Highlighting the regulatory chaos, Abolarinwa decried the presence of overlapping government agencies that levy charges without clearly defined responsibilities. “We have the Nigerian Agricultural Quarantine Service, Federal Produce Inspection Service, and even NAFDAC trying to collect fees on cocoa exports. What is NAFDAC’s role in cocoa? These duplications only inflate our costs,” he added.

He called for a consolidation of these agencies and a harmonised tax framework to streamline operations in the cocoa value chain. “A serious government must merge these agencies and simplify the process. Otherwise, cocoa exporters will continue to divert their trade to neighbouring countries like Ghana, Togo, and Cameroon,” he warned.


Amid the challenges, CAN has expressed cautious optimism about the Federal Government’s plan to establish the National Cocoa Management Board (NCMB), which is currently awaiting Senate ratification. The board is expected to coordinate development strategies, streamline regulations, and improve funding access for stakeholders.

Abolarinwa, however, emphasised that implementation would be key. “Forming the board is not the issue; implementation is. Until it is structured to directly benefit cocoa farmers and processors, it will be another paper tiger,” he cautioned.

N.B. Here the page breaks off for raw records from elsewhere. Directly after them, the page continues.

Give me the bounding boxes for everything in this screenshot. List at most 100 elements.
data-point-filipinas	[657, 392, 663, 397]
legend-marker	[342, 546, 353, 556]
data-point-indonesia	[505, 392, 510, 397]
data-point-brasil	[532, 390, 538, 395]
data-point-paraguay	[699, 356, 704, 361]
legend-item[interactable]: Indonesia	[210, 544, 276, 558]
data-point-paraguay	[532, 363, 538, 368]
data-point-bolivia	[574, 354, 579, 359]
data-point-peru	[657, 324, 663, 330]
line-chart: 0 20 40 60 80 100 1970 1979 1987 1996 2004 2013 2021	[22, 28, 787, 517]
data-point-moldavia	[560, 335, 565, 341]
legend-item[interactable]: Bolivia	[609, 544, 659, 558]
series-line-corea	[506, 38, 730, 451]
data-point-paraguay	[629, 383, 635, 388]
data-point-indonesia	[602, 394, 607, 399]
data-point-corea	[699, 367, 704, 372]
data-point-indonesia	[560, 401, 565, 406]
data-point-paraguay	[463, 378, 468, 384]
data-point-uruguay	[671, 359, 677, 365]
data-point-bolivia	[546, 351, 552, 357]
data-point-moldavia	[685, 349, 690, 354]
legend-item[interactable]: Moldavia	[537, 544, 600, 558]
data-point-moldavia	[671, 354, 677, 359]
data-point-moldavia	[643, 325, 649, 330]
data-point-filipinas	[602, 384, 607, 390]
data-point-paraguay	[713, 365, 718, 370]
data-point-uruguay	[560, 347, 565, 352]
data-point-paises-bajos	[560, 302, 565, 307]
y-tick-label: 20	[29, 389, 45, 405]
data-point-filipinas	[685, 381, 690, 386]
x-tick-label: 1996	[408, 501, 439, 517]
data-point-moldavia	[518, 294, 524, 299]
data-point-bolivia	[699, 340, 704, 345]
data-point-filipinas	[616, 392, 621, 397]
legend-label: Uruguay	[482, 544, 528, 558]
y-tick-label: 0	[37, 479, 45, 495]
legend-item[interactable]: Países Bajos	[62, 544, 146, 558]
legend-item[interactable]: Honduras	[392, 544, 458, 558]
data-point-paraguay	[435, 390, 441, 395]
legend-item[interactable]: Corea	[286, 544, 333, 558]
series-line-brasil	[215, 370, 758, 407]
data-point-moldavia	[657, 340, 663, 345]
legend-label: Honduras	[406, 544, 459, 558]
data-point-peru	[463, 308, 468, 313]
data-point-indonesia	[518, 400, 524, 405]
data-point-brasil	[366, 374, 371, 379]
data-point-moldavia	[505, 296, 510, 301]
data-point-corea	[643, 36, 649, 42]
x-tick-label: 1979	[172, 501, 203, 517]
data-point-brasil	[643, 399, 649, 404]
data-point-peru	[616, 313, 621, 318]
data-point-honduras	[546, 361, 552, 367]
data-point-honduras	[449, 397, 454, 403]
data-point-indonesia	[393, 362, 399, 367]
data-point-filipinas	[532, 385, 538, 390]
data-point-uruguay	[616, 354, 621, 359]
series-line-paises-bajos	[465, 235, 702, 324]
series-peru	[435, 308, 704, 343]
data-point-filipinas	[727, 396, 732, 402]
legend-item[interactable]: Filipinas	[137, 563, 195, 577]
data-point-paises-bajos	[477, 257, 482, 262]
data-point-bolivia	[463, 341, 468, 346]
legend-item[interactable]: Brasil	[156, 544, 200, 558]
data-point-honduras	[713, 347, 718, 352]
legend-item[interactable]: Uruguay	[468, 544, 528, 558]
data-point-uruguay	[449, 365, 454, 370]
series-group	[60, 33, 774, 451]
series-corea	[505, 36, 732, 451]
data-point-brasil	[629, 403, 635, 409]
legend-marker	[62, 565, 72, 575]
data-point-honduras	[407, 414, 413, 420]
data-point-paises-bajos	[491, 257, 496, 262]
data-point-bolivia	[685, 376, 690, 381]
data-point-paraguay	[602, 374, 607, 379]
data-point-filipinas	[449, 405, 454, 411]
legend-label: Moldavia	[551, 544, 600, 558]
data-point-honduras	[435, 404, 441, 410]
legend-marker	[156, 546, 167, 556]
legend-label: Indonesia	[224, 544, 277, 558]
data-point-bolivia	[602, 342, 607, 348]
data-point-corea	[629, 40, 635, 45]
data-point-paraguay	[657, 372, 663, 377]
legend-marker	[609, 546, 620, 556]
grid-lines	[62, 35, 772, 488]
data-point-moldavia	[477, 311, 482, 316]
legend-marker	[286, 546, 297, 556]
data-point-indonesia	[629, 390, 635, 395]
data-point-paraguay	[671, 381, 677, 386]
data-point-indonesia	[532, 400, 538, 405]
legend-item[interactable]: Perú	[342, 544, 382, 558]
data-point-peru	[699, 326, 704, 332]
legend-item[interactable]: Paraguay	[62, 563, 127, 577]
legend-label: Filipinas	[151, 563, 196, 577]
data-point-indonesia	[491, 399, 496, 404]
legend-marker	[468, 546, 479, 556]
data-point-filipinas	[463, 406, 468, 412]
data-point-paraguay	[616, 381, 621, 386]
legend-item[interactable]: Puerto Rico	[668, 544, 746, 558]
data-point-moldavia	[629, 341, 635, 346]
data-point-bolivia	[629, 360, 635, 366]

He also urged the Federal Ministry of Agriculture and the Federal Ministry of Industry, Trade and Investment to play more active roles in the sector’s revitalisation, including proper funding of the Cocoa Research Institute of Nigeria (CRIN).


In support of CAN’s call, the Cocoa Farmers Association of Nigeria, led by Adeola Adegoke, advocated for the NCMB to focus strictly on regulation and sectoral development, not on trading. “We want a board that centralises regulation and protects our interest, not one distracted by profit-making,” Adegoke said.

Both associations agree that reviving Nigeria’s cocoa industry is crucial to diversifying the economy, boosting non-oil exports, and creating rural jobs.


As global demand for cocoa and chocolate products continues to rise, Nigeria is at a critical juncture. Once the world’s second-largest cocoa producer, the country now lags behind nations like Côte d’Ivoire and Ghana. With effective policy implementation, harmonised taxation, and sector-specific investment, stakeholders believe the nation can reclaim its lost glory.

For now, the ball is in the government’s court to back its promises with meaningful action.